Em um processo reverso, humanos são testados em laboratório por macacos, são objetos de lobotomia e de extirpações, além de se tornarem animais de estimação e de entretenimento em zoológico. Nesse ambiente, o protagonista se envolve com uma selvagem humana, Nova, por quem sente tanto desejo físico como frustração intelectual, e também com Zira, uma macaca cientista, com quem estabelece uma comunicação e para quem consegue provar que é um ser pensante.
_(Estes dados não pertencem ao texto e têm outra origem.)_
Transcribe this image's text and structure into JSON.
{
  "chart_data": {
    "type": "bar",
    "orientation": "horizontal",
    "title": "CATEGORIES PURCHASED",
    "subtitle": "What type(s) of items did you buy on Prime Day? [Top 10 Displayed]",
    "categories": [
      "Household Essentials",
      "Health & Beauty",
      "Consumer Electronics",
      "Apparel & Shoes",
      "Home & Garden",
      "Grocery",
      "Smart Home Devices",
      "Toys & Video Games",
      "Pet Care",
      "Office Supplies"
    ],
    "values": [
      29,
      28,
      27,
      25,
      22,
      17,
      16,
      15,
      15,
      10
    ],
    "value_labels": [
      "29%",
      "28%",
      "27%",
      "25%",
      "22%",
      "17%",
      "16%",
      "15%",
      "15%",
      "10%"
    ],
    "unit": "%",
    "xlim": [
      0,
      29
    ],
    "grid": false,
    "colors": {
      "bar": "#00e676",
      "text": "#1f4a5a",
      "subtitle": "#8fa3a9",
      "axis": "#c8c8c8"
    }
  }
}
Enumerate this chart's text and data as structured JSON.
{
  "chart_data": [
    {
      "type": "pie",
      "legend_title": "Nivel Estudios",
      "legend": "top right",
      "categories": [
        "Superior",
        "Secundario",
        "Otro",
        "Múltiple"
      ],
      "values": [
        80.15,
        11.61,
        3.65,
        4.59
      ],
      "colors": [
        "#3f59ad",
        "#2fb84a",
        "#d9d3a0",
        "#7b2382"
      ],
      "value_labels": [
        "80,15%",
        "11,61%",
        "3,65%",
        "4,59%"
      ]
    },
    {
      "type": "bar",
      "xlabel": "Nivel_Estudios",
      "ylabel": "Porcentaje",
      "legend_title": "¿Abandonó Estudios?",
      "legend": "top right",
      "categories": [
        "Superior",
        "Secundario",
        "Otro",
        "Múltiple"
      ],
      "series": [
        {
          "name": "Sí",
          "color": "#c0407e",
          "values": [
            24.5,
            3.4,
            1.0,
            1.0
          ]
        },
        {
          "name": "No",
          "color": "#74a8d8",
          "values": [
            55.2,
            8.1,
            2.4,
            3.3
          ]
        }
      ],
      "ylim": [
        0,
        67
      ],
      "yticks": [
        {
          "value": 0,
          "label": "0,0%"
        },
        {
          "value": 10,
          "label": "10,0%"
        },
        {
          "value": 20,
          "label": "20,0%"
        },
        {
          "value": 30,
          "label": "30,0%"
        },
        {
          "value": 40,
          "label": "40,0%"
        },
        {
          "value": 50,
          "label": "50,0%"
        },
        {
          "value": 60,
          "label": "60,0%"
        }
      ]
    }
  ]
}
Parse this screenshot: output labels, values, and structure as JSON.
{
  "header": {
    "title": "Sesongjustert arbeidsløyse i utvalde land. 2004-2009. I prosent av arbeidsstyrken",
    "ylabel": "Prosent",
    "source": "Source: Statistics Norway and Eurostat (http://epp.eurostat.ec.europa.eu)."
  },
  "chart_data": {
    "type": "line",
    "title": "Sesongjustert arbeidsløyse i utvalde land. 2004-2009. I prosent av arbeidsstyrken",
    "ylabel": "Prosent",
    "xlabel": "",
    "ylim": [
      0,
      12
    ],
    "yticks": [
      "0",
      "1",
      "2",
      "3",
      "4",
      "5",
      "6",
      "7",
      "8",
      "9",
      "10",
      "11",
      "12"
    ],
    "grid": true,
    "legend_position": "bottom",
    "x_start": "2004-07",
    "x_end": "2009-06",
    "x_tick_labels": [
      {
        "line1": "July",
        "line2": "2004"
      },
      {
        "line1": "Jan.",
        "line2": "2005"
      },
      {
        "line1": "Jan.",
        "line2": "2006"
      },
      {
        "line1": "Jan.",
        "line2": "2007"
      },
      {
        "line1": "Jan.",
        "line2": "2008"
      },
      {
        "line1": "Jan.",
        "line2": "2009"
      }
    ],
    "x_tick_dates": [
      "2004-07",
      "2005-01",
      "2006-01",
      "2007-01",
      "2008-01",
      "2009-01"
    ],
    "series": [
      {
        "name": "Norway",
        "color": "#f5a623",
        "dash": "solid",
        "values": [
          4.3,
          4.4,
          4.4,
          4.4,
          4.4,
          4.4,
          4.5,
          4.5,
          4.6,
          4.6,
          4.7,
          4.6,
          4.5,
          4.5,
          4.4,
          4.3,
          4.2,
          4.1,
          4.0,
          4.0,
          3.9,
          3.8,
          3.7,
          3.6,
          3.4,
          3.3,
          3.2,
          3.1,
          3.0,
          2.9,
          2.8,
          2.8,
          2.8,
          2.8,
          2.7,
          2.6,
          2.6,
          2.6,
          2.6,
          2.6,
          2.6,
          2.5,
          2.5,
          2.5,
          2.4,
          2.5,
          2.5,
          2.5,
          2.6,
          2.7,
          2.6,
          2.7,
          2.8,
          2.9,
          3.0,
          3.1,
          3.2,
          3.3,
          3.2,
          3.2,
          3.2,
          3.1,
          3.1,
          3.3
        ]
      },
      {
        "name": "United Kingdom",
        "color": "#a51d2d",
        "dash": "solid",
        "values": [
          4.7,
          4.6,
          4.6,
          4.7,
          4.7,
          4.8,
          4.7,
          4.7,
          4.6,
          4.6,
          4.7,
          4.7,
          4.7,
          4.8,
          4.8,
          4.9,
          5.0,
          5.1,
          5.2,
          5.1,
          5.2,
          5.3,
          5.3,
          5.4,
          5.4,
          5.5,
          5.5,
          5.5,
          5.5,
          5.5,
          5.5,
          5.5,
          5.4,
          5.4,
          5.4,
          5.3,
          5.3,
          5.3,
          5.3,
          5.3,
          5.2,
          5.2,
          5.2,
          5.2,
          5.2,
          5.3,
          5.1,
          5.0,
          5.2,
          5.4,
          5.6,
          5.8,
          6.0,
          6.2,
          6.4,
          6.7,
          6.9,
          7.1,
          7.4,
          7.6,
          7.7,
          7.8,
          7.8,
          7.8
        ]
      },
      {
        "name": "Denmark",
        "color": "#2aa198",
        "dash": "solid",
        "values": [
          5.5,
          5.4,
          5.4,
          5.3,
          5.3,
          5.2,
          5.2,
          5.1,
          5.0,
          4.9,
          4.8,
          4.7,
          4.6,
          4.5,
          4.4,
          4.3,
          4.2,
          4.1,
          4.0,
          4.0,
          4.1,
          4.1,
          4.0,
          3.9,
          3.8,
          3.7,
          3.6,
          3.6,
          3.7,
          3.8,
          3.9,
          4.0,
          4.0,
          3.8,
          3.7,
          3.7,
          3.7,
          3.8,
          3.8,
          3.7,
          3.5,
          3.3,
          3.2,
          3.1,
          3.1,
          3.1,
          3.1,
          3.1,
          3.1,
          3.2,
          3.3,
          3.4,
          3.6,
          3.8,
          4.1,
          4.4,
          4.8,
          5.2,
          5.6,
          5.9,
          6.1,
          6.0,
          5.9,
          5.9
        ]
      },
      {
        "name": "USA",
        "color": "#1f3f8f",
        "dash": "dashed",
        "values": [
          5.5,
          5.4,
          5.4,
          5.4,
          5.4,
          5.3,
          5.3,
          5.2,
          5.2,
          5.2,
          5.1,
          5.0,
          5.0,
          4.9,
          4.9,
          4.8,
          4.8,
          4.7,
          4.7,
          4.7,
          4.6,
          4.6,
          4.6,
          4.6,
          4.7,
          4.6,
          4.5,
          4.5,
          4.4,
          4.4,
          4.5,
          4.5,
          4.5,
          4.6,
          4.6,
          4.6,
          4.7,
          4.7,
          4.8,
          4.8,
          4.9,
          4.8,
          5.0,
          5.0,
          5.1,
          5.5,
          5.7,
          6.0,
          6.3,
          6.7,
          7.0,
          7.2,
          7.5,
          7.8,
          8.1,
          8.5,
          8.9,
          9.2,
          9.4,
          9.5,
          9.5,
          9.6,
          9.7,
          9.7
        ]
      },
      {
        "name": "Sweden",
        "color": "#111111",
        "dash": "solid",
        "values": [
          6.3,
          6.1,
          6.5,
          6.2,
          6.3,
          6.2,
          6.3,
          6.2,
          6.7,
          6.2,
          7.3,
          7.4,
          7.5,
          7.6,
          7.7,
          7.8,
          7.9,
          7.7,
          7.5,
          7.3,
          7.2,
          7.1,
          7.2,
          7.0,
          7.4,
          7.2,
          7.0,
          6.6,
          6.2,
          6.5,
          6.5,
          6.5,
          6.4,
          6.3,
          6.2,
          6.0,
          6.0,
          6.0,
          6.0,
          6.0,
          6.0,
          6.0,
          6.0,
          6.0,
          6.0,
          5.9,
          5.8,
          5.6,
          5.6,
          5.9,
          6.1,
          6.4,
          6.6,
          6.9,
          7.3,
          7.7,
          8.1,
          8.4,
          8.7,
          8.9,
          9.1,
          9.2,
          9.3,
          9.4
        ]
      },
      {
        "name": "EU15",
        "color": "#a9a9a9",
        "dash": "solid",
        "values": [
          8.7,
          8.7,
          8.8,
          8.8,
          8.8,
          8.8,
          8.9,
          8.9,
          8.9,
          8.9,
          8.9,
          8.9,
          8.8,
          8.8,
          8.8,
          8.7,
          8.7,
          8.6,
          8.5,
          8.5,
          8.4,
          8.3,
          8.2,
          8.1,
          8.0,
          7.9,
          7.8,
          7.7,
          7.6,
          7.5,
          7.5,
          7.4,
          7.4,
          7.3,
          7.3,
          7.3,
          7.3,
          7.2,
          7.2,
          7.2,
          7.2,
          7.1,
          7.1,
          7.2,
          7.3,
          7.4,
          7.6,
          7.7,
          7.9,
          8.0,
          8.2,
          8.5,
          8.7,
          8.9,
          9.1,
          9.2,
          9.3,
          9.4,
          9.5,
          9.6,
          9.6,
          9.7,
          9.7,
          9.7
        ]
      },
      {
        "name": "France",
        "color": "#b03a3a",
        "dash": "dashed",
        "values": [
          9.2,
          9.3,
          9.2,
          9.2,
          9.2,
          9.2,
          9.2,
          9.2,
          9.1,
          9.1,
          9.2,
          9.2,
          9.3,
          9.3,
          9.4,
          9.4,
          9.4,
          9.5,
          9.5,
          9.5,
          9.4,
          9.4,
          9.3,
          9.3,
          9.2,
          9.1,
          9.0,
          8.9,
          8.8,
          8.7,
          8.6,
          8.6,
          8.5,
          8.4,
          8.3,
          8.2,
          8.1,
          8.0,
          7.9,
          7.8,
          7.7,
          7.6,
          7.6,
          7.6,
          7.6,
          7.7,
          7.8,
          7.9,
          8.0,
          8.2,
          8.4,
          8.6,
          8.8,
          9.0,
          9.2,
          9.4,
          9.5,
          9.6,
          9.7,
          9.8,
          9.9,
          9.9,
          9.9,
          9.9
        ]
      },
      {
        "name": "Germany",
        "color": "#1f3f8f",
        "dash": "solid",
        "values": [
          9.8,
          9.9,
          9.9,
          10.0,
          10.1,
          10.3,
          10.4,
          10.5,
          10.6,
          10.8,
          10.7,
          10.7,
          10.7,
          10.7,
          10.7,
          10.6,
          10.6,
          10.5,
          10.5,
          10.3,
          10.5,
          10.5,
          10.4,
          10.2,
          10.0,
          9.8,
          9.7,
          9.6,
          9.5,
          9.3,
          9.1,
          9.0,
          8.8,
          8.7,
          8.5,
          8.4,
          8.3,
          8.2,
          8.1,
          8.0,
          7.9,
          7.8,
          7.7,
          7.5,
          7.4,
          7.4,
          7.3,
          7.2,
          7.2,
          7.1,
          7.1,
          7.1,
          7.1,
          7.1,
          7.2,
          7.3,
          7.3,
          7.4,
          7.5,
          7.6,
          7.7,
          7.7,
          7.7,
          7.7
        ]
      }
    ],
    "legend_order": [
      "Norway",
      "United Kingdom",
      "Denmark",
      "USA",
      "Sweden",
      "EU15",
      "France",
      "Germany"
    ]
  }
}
Apesar de o primeiro filme ser fiel ao cerne da trama literária, as diferenças entre uma obra e outra são muitas, em especial o desfecho. Difícil dizer qual a melhor solução, já que ambas são eficazes e impactantes.
Na primeira trilogia cinematográfica, uma guerra nuclear devasta o planeta, à qual apenas três macacos sobrevivem. Na série da década atual, uma gripe criada em laboratório e testada em macacos mata parte da humanidade e faz os símios se tornarem inteligentes. Nos dois casos, a culpa da extinção é do homem. Na obra de Boulle, contudo, não existem culpados. Para ele, civilizações são finitas — feitas para acabar. E, seja lá qual for o ser dominante, as organizações se repetem. Até os macacos inteligentes do livro são cópias de gerações anteriores, sem criatividade, que se maltratam por hierarquias, criam separações entre raças e abusam da violência. Mazelas da sociedade que a estancam, impedindo um desenvolvimento verdadeiro.
Tamanho pessimismo não se faz à toa. Boulle serviu durante a Segunda Guerra Mundial, capturado na Indochina, foi forçado a trabalhar como prisioneiro durante dois anos em Hanói, no Vietnã. Essa experiência permeia a sua obra, dividida em histórias de guerra e ficção científica, ambas com camadas tênues entre o bem e o mal. Aliás, outro livro de sucesso assinado por ele é A Ponte do Rio Kwai, que lhe rendeu o Oscar de melhor roteiro em 1957.
Quem parece resumir com esmero o olhar do escritor sobre a vida é Jean Loriot, viúvo da sobrinha de Boulle e estudioso de sua obra, no ensaio ao fim da nova edição brasileira do livro. “Isso (a guerra) o fez encarar a relatividade do bem e do mal. O bem é bom apenas sob determinado contexto. Não é necessariamente algo universal.”